Bedrag van de conceptsubsidie: 72.000 euro
Na vergelijking van de complexiteit van de verschillende voorstellen en van
hun specifieke verwachtingen ten aanzien van de conceptsubsidiëring, meent de
jury dat het opportuun is om binnen het vooropgestelde budget van 360.000
euro een gelijk bedrag toe te kennen aan de vijf positief geadviseerde
aanvragen. Het gaat immers niet om het subsidiëren van concrete projecten
(met een heel verschillende omvang en financiering) maar om het subsidiëren
van een strategische bijdrage aan een veel ruimere problematiek, als
mogelijke voorzet van een te preciseren beleid of te definiëren project.

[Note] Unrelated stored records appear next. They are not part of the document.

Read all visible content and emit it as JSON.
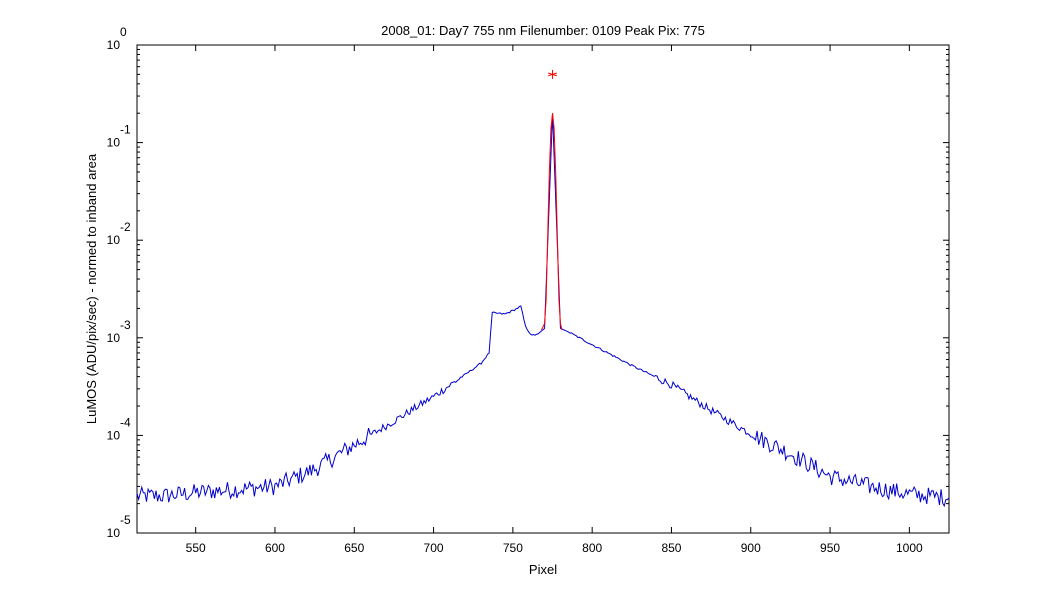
{
  "chart_data": {
    "type": "line",
    "title": "2008_01: Day7  755 nm  Filenumber: 0109 Peak Pix: 775",
    "xlabel": "Pixel",
    "ylabel": "LuMOS (ADU/pix/sec) - normed to inband area",
    "xlim": [
      513,
      1025
    ],
    "ylim": [
      1e-05,
      1
    ],
    "yscale": "log",
    "grid": false,
    "x_ticks": [
      550,
      600,
      650,
      700,
      750,
      800,
      850,
      900,
      950,
      1000
    ],
    "y_ticks": [
      {
        "base": "10",
        "exp": "-5",
        "value": 1e-05
      },
      {
        "base": "10",
        "exp": "-4",
        "value": 0.0001
      },
      {
        "base": "10",
        "exp": "-3",
        "value": 0.001
      },
      {
        "base": "10",
        "exp": "-2",
        "value": 0.01
      },
      {
        "base": "10",
        "exp": "-1",
        "value": 0.1
      },
      {
        "base": "10",
        "exp": "0",
        "value": 1
      }
    ],
    "series": [
      {
        "color": "#0000cc",
        "style": "solid",
        "points": [
          [
            513,
            2.4e-05
          ],
          [
            530,
            2.4e-05
          ],
          [
            550,
            2.6e-05
          ],
          [
            575,
            2.8e-05
          ],
          [
            600,
            3e-05
          ],
          [
            625,
            4.5e-05
          ],
          [
            650,
            8e-05
          ],
          [
            675,
            0.00014
          ],
          [
            700,
            0.00025
          ],
          [
            720,
            0.00042
          ],
          [
            730,
            0.00055
          ],
          [
            735,
            0.0007
          ],
          [
            737,
            0.0018
          ],
          [
            745,
            0.00175
          ],
          [
            750,
            0.0019
          ],
          [
            755,
            0.0021
          ],
          [
            758,
            0.0013
          ],
          [
            762,
            0.00105
          ],
          [
            766,
            0.0011
          ],
          [
            770,
            0.00125
          ],
          [
            775,
            0.2
          ],
          [
            780,
            0.00125
          ],
          [
            785,
            0.00115
          ],
          [
            800,
            0.00085
          ],
          [
            825,
            0.00052
          ],
          [
            850,
            0.00033
          ],
          [
            875,
            0.00018
          ],
          [
            900,
            0.000104
          ],
          [
            925,
            6.5e-05
          ],
          [
            950,
            3.8e-05
          ],
          [
            975,
            3e-05
          ],
          [
            1000,
            2.5e-05
          ],
          [
            1025,
            2.3e-05
          ]
        ]
      },
      {
        "color": "#ff0000",
        "style": "solid",
        "points": [
          [
            768,
            0.0012
          ],
          [
            770,
            0.0014
          ],
          [
            771,
            0.0025
          ],
          [
            772,
            0.012
          ],
          [
            773,
            0.05
          ],
          [
            774,
            0.14
          ],
          [
            775,
            0.2
          ],
          [
            776,
            0.14
          ],
          [
            777,
            0.05
          ],
          [
            778,
            0.012
          ],
          [
            779,
            0.0025
          ],
          [
            780,
            0.0014
          ],
          [
            781,
            0.0012
          ]
        ]
      }
    ],
    "peak_marker": {
      "x": 775,
      "y": 0.5,
      "symbol": "*",
      "color": "#ff0000"
    }
  }
}
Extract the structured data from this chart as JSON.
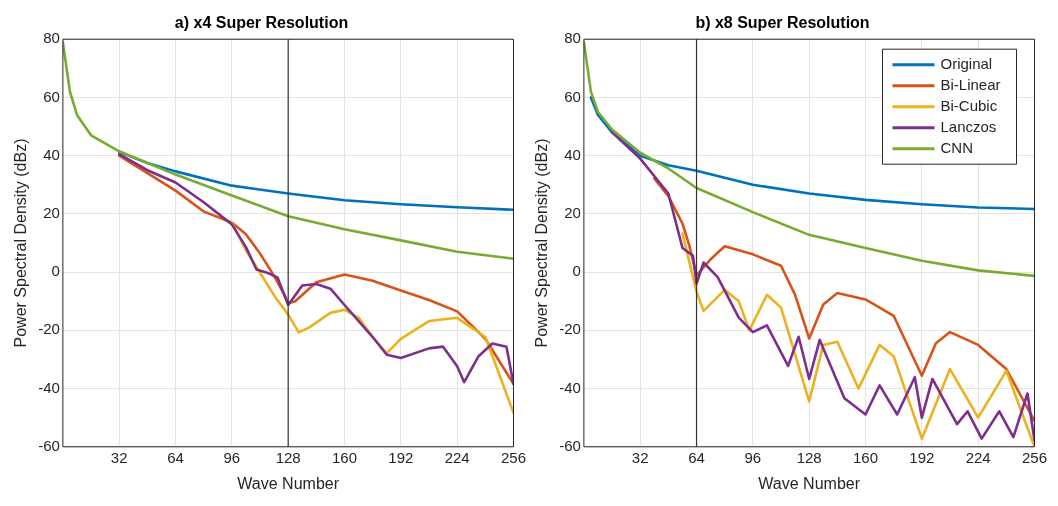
{
  "chart_data": [
    {
      "type": "line",
      "title": "a) x4 Super Resolution",
      "xlabel": "Wave Number",
      "ylabel": "Power Spectral Density (dBz)",
      "xlim": [
        0,
        256
      ],
      "xticks": [
        32,
        64,
        96,
        128,
        160,
        192,
        224,
        256
      ],
      "ylim": [
        -60,
        80
      ],
      "yticks": [
        -60,
        -40,
        -20,
        0,
        20,
        40,
        60,
        80
      ],
      "grid": true,
      "legend": false,
      "line_style": "solid",
      "marker": "none",
      "ref_lines": [
        {
          "axis": "x",
          "value": 128,
          "color": "#333333"
        }
      ],
      "series": [
        {
          "color": "#0072bd",
          "x": [
            32,
            48,
            64,
            96,
            128,
            160,
            192,
            224,
            256
          ],
          "values": [
            41.3,
            37.5,
            34.6,
            29.7,
            27,
            24.7,
            23.3,
            22.3,
            21.4
          ]
        },
        {
          "color": "#d95319",
          "x": [
            32,
            48,
            64,
            80,
            96,
            104,
            112,
            120,
            126,
            128,
            132,
            144,
            160,
            176,
            192,
            208,
            224,
            240,
            256
          ],
          "values": [
            40,
            34,
            28,
            20.8,
            17,
            13,
            6.4,
            -1.3,
            -8,
            -10.7,
            -10,
            -3.5,
            -0.8,
            -3,
            -6.3,
            -9.6,
            -13.5,
            -22.9,
            -38.4
          ]
        },
        {
          "color": "#edb120",
          "x": [
            96,
            104,
            112,
            120,
            128,
            134,
            140,
            152,
            160,
            168,
            176,
            184,
            192,
            208,
            224,
            240,
            256
          ],
          "values": [
            17,
            7.5,
            -0.2,
            -8,
            -14.6,
            -20.7,
            -19,
            -14,
            -12.9,
            -15.6,
            -22.3,
            -27.9,
            -22.9,
            -16.8,
            -15.7,
            -22.3,
            -48.3
          ]
        },
        {
          "color": "#7e2f8e",
          "x": [
            32,
            48,
            64,
            80,
            96,
            104,
            110,
            116,
            122,
            128,
            136,
            144,
            152,
            160,
            176,
            184,
            192,
            208,
            216,
            224,
            228,
            236,
            244,
            252,
            256
          ],
          "values": [
            40.5,
            35,
            30.8,
            24,
            16.4,
            8.6,
            0.9,
            -0.2,
            -1.9,
            -11.3,
            -4.6,
            -4.1,
            -5.7,
            -11.3,
            -22.3,
            -28.4,
            -29.5,
            -26.2,
            -25.6,
            -32.3,
            -37.8,
            -29,
            -24.5,
            -25.6,
            -38.4
          ]
        },
        {
          "color": "#77ac30",
          "x": [
            0,
            4,
            8,
            16,
            32,
            64,
            96,
            128,
            160,
            192,
            224,
            256
          ],
          "values": [
            79,
            62,
            54,
            47,
            41.5,
            33.5,
            26.3,
            19.2,
            14.7,
            10.9,
            7,
            4.6
          ]
        }
      ]
    },
    {
      "type": "line",
      "title": "b) x8 Super Resolution",
      "xlabel": "Wave Number",
      "ylabel": "Power Spectral Density (dBz)",
      "xlim": [
        0,
        256
      ],
      "xticks": [
        32,
        64,
        96,
        128,
        160,
        192,
        224,
        256
      ],
      "ylim": [
        -60,
        80
      ],
      "yticks": [
        -60,
        -40,
        -20,
        0,
        20,
        40,
        60,
        80
      ],
      "grid": true,
      "legend": "top right",
      "line_style": "solid",
      "marker": "none",
      "ref_lines": [
        {
          "axis": "x",
          "value": 64,
          "color": "#333333"
        }
      ],
      "series": [
        {
          "name": "Original",
          "color": "#0072bd",
          "x": [
            4,
            8,
            16,
            32,
            48,
            64,
            96,
            128,
            160,
            192,
            224,
            256
          ],
          "values": [
            60,
            54,
            48,
            40,
            36.7,
            34.8,
            30,
            27,
            24.8,
            23.3,
            22.2,
            21.7
          ]
        },
        {
          "name": "Bi-Linear",
          "color": "#d95319",
          "x": [
            40,
            48,
            56,
            60,
            64,
            72,
            80,
            96,
            112,
            120,
            128,
            136,
            144,
            160,
            176,
            192,
            200,
            208,
            224,
            240,
            256
          ],
          "values": [
            32.2,
            26.1,
            16.7,
            8.9,
            -1.1,
            4.4,
            8.9,
            6.1,
            2.2,
            -7.8,
            -22.8,
            -11.1,
            -7.2,
            -9.4,
            -15,
            -35.6,
            -24.4,
            -20.6,
            -25,
            -33.3,
            -51.1
          ]
        },
        {
          "name": "Bi-Cubic",
          "color": "#edb120",
          "x": [
            56,
            64,
            68,
            80,
            88,
            94,
            104,
            112,
            128,
            136,
            144,
            156,
            168,
            176,
            192,
            208,
            224,
            240,
            256
          ],
          "values": [
            13.3,
            -6.7,
            -13.3,
            -6.1,
            -10,
            -20,
            -7.8,
            -12.2,
            -44.4,
            -25,
            -23.9,
            -40,
            -25,
            -28.9,
            -57.2,
            -33.3,
            -50,
            -33.9,
            -60
          ]
        },
        {
          "name": "Lanczos",
          "color": "#7e2f8e",
          "x": [
            16,
            32,
            48,
            56,
            62,
            64,
            68,
            76,
            88,
            96,
            104,
            116,
            122,
            128,
            134,
            148,
            160,
            168,
            178,
            188,
            192,
            198,
            212,
            218,
            226,
            236,
            244,
            252,
            256
          ],
          "values": [
            48,
            39,
            27,
            8.3,
            5.6,
            -3.9,
            3.3,
            -1.7,
            -15.6,
            -20.6,
            -18.3,
            -32.2,
            -22.2,
            -36.7,
            -23.3,
            -43.3,
            -48.9,
            -38.9,
            -48.9,
            -36.1,
            -50,
            -36.7,
            -52.2,
            -47.8,
            -57.2,
            -47.8,
            -56.7,
            -41.7,
            -57.8
          ]
        },
        {
          "name": "CNN",
          "color": "#77ac30",
          "x": [
            0,
            4,
            8,
            16,
            32,
            48,
            64,
            96,
            128,
            160,
            192,
            224,
            256
          ],
          "values": [
            79,
            62,
            55,
            49,
            41,
            35.6,
            28.9,
            20.6,
            12.8,
            8.3,
            3.9,
            0.6,
            -1.3
          ]
        }
      ]
    }
  ]
}
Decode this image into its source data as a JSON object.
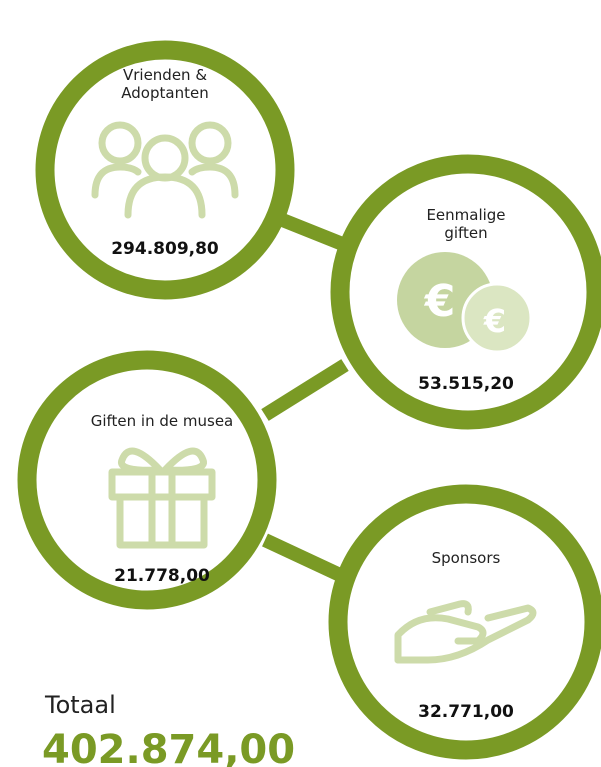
{
  "nodes": [
    {
      "label": [
        "Vrienden &",
        "Adoptanten"
      ],
      "amount": "294.809,80"
    },
    {
      "label": [
        "Eenmalige",
        "giften"
      ],
      "amount": "53.515,20"
    },
    {
      "label": [
        "Giften in de musea"
      ],
      "amount": "21.778,00"
    },
    {
      "label": [
        "Sponsors"
      ],
      "amount": "32.771,00"
    }
  ],
  "total": {
    "label": "Totaal",
    "value": "402.874,00"
  }
}
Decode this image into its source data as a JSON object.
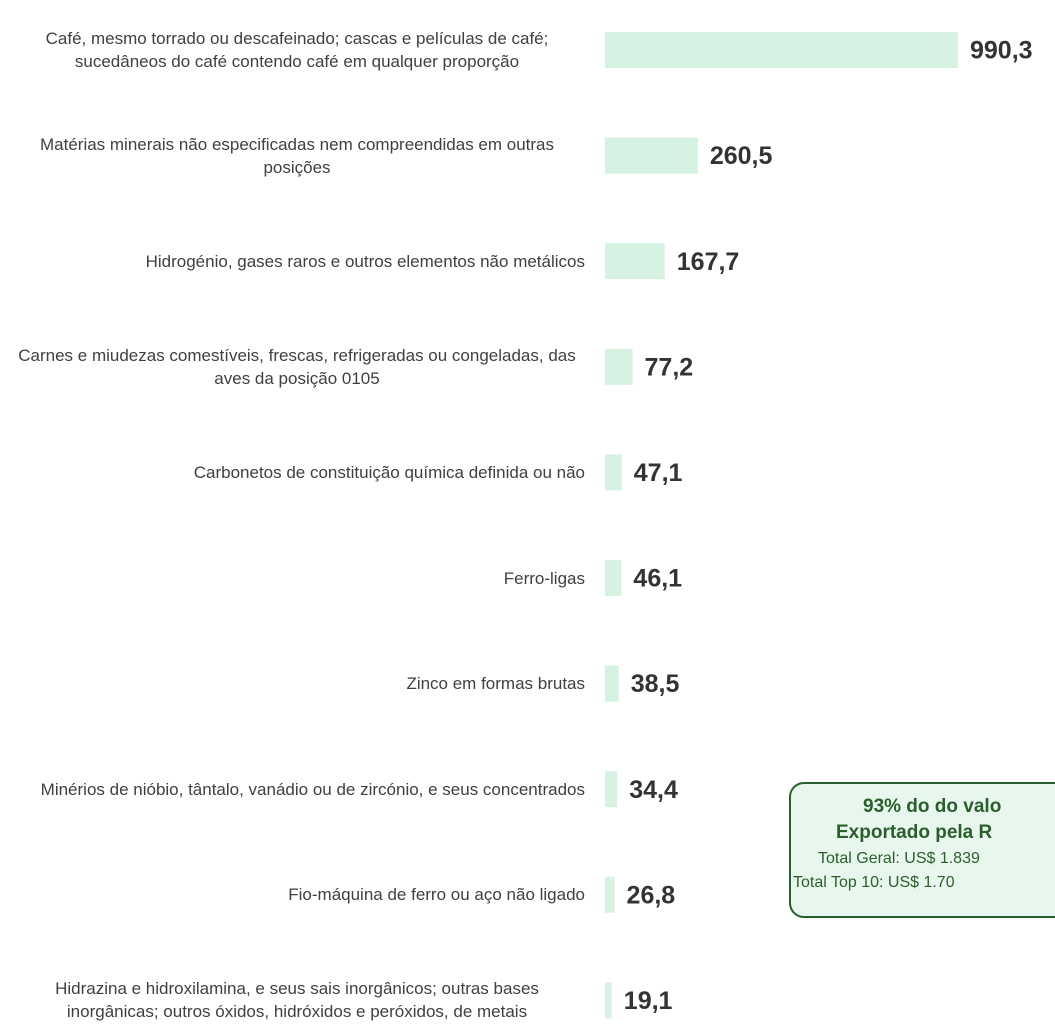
{
  "chart_data": {
    "type": "bar",
    "orientation": "horizontal",
    "categories": [
      "Café, mesmo torrado ou descafeinado; cascas e películas de café; sucedâneos do café contendo café em qualquer proporção",
      "Matérias minerais não especificadas nem compreendidas em outras posições",
      "Hidrogénio, gases raros e outros elementos não metálicos",
      "Carnes e miudezas comestíveis, frescas, refrigeradas ou congeladas, das aves da posição 0105",
      "Carbonetos de constituição química definida ou não",
      "Ferro-ligas",
      "Zinco em formas brutas",
      "Minérios de nióbio, tântalo, vanádio ou de zircónio, e seus concentrados",
      "Fio-máquina de ferro ou aço não ligado",
      "Hidrazina e hidroxilamina, e seus sais inorgânicos; outras bases inorgânicas; outros óxidos, hidróxidos e peróxidos, de metais"
    ],
    "values": [
      990.3,
      260.5,
      167.7,
      77.2,
      47.1,
      46.1,
      38.5,
      34.4,
      26.8,
      19.1
    ],
    "value_labels": [
      "990,3",
      "260,5",
      "167,7",
      "77,2",
      "47,1",
      "46,1",
      "38,5",
      "34,4",
      "26,8",
      "19,1"
    ],
    "color": "#d6f2e2",
    "annotation": [
      "93% do do valo",
      "Exportado pela R",
      "Total Geral: US$ 1.839",
      "Total Top 10: US$ 1.70"
    ]
  }
}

Tegelijk oordeelt de jury dat de complexiteit en het potentieel vernieuwend
karakter van alle positief geadviseerde projecten deze gelijke verdeling van
de subsidiëring verantwoordt.
AANBEVELINGEN
De jury adviseert om
- Aquafin nauw bij dit dossier te betrekken;
- grondig te onderzoeken hoe dergelijke ‘dooradering’ en ‘ontpitting’ te
realiseren, gegeven de verschillende private actoren in de Baenslandwijk en
de beperkte grondposities van het stadsbestuur, en daarbij open te staan voor
het onderzoek van nieuwe werkwijzen en concepten;
- strategische doelen uit te tekenen op (middel)lange termijn. Waar wil de
stad met haar ambities staan binnen 5 jaar? En waar binnen 10 à 15 jaar?;
- strategische projecten te definiëren die inspirerend kunnen zijn voor de
ontwikkeling in dit gebied maar ook in andere lobben;
- een lokaal team van projectwerkers aan te stellen dat samen met het externe
multidisciplinaire team een effectieve werking van de conceptsubsidiëring
mogelijk maakt;
- effectief bij te dragen tot het aanspreken en overdragen van lokale kennis.